In Kiel wird, wie in ganz Ost- und Nordwestdeutschland nach Berlin mobilisiert. Dort werden das Berliner “Bündnis gegen Sozial- und Bildungsraub” gemeinsam mit anderen eine der drei Auftaktkundgebungen gestalten, und zwar die auf dem Alexanderplatz. Von dort wird auch der antikapitalistische Block starten, an dem sich einige Kieler beteiligen wollen. Der DGB und die Einzelgewerkschaften (ver.di und IG-Metall u.a.) stellen für die Fahrt kostenlos Busse zur Verfügung. Bei   Redaktionsschluss ist allein im Bezirk Kiel/Plön von ca. elf Bussen die Rede, vermutlich werden es aber noch mehr. Nichtmitglieder können sich unter Tel. 0431/5195-1020 (DGB) oder 0431/32 80 37 (Kieler Bündnis gegen Sozialabbau und Lohnraub) anmelden. Die Verpflegung bitte mitbringen. Infos und Berliner Straßenpläne für die jeweiligen Kundgebungsorte gibt es in den Bussen. Es gibt ein Kieler Leittransparent „Unsere Agenda heißt Widerstand – Kiel gegen Sozialabbau und Lohnraub“. Es gibt zwei Demo-Treffpunkte: Gendammarkt oder Alexanderplatz. Alle kommen zusammen am Brandenburger Tor zur Abschlusskundgebung.

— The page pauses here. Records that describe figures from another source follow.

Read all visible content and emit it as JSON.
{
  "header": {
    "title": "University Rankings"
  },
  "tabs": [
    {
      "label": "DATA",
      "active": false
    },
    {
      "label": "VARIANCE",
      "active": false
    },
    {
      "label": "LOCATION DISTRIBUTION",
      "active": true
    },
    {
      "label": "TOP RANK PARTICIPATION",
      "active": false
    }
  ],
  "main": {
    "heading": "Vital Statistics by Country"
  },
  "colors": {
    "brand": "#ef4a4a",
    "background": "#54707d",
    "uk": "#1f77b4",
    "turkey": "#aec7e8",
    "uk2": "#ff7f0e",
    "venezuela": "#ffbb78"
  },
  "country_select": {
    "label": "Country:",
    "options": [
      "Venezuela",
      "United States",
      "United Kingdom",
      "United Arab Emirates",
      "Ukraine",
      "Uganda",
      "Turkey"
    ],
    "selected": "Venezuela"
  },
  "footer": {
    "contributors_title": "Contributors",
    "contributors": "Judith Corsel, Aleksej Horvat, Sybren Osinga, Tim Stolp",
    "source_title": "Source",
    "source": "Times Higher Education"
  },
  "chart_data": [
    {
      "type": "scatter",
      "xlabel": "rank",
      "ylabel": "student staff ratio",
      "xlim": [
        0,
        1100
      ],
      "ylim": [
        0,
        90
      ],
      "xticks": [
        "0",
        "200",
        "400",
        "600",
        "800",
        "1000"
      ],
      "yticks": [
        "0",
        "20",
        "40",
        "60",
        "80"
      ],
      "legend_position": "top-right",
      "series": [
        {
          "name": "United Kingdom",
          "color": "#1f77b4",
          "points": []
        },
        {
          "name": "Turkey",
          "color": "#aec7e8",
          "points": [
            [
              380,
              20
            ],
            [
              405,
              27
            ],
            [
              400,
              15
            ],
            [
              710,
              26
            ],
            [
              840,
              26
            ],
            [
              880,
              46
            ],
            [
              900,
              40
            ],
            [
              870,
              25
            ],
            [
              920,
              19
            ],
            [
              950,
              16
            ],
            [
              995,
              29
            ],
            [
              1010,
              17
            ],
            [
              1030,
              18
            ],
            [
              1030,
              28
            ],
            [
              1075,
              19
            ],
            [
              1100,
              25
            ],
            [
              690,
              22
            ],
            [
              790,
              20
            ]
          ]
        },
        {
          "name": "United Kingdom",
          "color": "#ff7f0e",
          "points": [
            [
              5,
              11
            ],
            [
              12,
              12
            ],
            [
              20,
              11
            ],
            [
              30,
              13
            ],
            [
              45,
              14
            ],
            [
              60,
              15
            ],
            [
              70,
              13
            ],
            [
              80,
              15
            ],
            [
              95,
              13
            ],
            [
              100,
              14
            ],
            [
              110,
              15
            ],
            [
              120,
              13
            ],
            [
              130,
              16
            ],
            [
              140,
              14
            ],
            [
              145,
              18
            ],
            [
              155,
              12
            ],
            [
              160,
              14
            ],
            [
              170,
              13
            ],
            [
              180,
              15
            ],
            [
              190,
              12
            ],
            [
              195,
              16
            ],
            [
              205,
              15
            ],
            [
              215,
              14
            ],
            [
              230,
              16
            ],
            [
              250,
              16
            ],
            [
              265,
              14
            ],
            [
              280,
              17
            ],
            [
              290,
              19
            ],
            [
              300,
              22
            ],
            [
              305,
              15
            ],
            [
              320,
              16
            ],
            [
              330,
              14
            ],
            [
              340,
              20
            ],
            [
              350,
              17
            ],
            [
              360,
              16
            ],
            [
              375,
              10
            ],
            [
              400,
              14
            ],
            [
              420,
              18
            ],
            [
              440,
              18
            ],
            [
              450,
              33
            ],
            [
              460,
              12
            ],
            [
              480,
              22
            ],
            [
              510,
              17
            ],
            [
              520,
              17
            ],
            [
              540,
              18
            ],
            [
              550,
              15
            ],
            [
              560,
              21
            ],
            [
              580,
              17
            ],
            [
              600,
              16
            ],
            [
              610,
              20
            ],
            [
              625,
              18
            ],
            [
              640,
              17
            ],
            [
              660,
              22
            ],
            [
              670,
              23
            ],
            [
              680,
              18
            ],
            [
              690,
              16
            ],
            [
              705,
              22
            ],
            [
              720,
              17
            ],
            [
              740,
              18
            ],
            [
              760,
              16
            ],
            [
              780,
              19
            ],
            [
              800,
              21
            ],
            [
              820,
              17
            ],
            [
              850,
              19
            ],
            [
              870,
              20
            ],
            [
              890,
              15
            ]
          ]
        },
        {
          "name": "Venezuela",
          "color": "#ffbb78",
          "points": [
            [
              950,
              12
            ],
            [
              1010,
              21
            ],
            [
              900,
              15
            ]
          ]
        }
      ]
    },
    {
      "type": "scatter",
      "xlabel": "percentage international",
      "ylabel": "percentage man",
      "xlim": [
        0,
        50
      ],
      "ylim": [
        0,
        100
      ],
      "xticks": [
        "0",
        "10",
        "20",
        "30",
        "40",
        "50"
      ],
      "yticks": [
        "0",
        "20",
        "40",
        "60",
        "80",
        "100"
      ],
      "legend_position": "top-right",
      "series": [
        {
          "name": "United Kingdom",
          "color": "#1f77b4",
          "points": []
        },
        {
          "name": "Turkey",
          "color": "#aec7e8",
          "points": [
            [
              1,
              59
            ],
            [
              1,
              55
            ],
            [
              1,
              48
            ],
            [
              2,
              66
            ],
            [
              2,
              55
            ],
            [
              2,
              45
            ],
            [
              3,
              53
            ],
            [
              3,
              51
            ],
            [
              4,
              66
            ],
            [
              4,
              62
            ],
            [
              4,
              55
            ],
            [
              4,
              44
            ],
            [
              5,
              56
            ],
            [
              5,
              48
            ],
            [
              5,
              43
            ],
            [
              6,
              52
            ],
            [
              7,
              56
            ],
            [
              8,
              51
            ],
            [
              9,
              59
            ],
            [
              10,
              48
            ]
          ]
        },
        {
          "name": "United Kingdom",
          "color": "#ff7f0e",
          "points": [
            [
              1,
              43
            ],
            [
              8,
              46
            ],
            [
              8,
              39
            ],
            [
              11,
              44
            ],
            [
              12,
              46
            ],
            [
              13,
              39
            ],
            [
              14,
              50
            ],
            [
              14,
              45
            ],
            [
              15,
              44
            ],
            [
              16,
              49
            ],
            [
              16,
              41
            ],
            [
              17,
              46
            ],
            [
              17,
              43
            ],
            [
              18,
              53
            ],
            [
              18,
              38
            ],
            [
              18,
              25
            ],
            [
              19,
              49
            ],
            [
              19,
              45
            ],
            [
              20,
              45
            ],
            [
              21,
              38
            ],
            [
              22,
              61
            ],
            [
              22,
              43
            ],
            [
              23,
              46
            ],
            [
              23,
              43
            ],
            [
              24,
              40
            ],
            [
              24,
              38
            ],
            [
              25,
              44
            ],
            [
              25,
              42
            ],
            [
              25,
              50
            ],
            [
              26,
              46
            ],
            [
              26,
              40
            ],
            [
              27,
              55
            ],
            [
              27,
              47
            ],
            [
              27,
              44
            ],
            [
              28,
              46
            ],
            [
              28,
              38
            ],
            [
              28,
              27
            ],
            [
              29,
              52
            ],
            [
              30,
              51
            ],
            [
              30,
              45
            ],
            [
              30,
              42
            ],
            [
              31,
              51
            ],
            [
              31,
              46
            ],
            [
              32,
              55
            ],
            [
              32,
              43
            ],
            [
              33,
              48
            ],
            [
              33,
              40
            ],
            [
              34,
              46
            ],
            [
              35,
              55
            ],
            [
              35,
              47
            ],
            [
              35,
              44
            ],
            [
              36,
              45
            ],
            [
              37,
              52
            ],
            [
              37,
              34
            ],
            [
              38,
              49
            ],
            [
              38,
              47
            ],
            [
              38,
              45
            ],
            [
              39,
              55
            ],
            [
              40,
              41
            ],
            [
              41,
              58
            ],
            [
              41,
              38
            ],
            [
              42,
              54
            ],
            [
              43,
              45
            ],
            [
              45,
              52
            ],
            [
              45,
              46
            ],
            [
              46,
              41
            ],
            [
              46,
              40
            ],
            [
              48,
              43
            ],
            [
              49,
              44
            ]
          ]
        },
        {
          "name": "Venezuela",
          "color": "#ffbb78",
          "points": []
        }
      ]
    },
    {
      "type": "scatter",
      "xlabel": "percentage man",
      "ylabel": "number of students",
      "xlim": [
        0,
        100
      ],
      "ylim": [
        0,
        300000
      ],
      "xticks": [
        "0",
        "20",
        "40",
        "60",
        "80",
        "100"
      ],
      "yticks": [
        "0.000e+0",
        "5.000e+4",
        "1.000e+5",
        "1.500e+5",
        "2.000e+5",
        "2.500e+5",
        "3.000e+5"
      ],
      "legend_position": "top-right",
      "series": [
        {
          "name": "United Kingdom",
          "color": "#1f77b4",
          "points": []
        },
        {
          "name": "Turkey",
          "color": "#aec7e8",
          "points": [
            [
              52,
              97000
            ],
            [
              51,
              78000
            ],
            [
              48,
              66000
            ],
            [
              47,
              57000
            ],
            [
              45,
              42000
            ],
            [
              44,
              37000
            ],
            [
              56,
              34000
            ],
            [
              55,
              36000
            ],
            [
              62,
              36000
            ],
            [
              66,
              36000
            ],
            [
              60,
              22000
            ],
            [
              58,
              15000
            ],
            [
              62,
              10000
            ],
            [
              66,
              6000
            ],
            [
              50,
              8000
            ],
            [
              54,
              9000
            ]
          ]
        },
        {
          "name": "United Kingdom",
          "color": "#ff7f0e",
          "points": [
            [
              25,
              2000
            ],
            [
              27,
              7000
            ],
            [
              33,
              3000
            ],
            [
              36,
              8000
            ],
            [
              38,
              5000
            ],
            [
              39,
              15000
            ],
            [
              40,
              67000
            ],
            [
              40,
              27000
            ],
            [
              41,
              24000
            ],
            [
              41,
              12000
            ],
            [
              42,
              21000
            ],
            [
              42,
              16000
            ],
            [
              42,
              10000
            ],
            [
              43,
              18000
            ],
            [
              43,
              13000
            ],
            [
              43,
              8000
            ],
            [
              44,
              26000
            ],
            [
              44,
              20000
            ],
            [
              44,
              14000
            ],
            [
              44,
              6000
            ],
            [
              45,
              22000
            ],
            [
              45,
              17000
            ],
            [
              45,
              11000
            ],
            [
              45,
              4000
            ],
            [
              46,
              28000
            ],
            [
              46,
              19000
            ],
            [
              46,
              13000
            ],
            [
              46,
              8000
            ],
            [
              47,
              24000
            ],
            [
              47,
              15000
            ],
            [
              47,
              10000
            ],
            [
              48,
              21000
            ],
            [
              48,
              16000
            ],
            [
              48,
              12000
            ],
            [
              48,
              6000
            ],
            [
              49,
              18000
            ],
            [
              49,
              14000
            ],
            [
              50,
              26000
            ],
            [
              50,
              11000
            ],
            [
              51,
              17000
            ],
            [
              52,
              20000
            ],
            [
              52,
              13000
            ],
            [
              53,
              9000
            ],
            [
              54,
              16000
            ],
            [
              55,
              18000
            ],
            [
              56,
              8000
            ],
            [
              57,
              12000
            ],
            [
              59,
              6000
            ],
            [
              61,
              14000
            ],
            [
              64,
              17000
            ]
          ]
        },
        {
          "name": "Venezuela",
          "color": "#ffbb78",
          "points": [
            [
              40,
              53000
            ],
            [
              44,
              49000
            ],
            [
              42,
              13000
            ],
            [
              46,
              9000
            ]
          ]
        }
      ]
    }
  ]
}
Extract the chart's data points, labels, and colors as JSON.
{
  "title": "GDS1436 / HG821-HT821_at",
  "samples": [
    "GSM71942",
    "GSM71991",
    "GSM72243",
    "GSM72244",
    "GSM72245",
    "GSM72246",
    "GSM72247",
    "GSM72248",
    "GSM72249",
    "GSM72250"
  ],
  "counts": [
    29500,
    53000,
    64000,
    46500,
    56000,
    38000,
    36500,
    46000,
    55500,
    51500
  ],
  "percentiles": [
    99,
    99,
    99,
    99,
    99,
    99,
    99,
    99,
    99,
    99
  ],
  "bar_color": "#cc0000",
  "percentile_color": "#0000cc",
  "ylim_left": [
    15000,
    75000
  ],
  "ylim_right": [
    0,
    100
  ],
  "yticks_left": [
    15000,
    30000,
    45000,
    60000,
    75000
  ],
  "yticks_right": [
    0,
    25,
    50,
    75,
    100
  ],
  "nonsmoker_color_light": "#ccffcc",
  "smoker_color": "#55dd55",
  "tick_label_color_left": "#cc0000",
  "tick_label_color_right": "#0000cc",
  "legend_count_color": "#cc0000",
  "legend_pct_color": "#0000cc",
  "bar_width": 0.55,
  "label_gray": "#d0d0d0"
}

Wir hatten mehrfach über die Schwierigkeiten vor allem der konservativen Kräfte im DGB berichtet, sich auf die neuen sozialen Bewegungen einzulassen. Auch der Arbeitslosenverband (ALV), eine eher konventionell-zentralistisch aufgebaute aber ostdeutsche Organisation, hatte seine Schwierigkeiten mit dem DGB. Inzwischen liegen die Listen der Rednerinnen und Redner der Abschlusskundgebungen vor. Das Ergebnis ist gemischt (aber es gibt ja noch die Auftaktkundgebungen, von denen ein Teil von den sozialen Bewegungen bestritten werden kann). Positiv: In allen drei Städten werden Sprecherinnen und Sprecher anderer europäischer Gewerkschaften sprechen. Auch ATTAC kommt überall zu Wort. Negativ: In Köln spricht Norbert Blüm, in Berlin, wohin aus ganz Ostdeutschland mobilisiert wird, spricht kein einziger Ostdeutscher, nicht einmal der ALV. In allen drei Städten ein bisschen viel Kirche. Interessantes Detail am Rande: Während es dort, wo die Leute die weiteste Anreise haben, nämlich in Berlin, schon um 10 Uhr losgehen soll, heißt es in Stuttgart und Köln Ankunft 10 bis 11 Uhr.

Wir sprachen mit Astrid Kraus über die Demovorbereitung. Sie ist Mitglied des Koordinierungskreises von ATTAC Deutschland und lebt in Köln. Das Interview erschien zu erst in der Tageszeitung junge Welt. (wop, Kieler Infos von uws)

LinX: Die Vorbereitung für die Demonstrationen am europäischen Aktionstag gegen Sozialabbau am 3. April nehmen Formen an. Ist ATTAC mit dem Erreichten zu frieden?

Astrid Kraus (A.K.): Ja. Die Listen der Rednerinnen und Redner, die jetzt feststehen, spiegeln die ganze Breite des Bündnisses wider. Bei allen drei Demonstrationen, in Berlin, Köln und Stuttgart, werden Vertreterinnen und Vertreter der Kirchen, der Gewerkschaften, der sozialen Bewegungen, der Studierenden und auch von ATTAC sprechen. Ich kann mich nicht erinnern, dass es ein derartig breites Bündnis schon mal gegeben hat.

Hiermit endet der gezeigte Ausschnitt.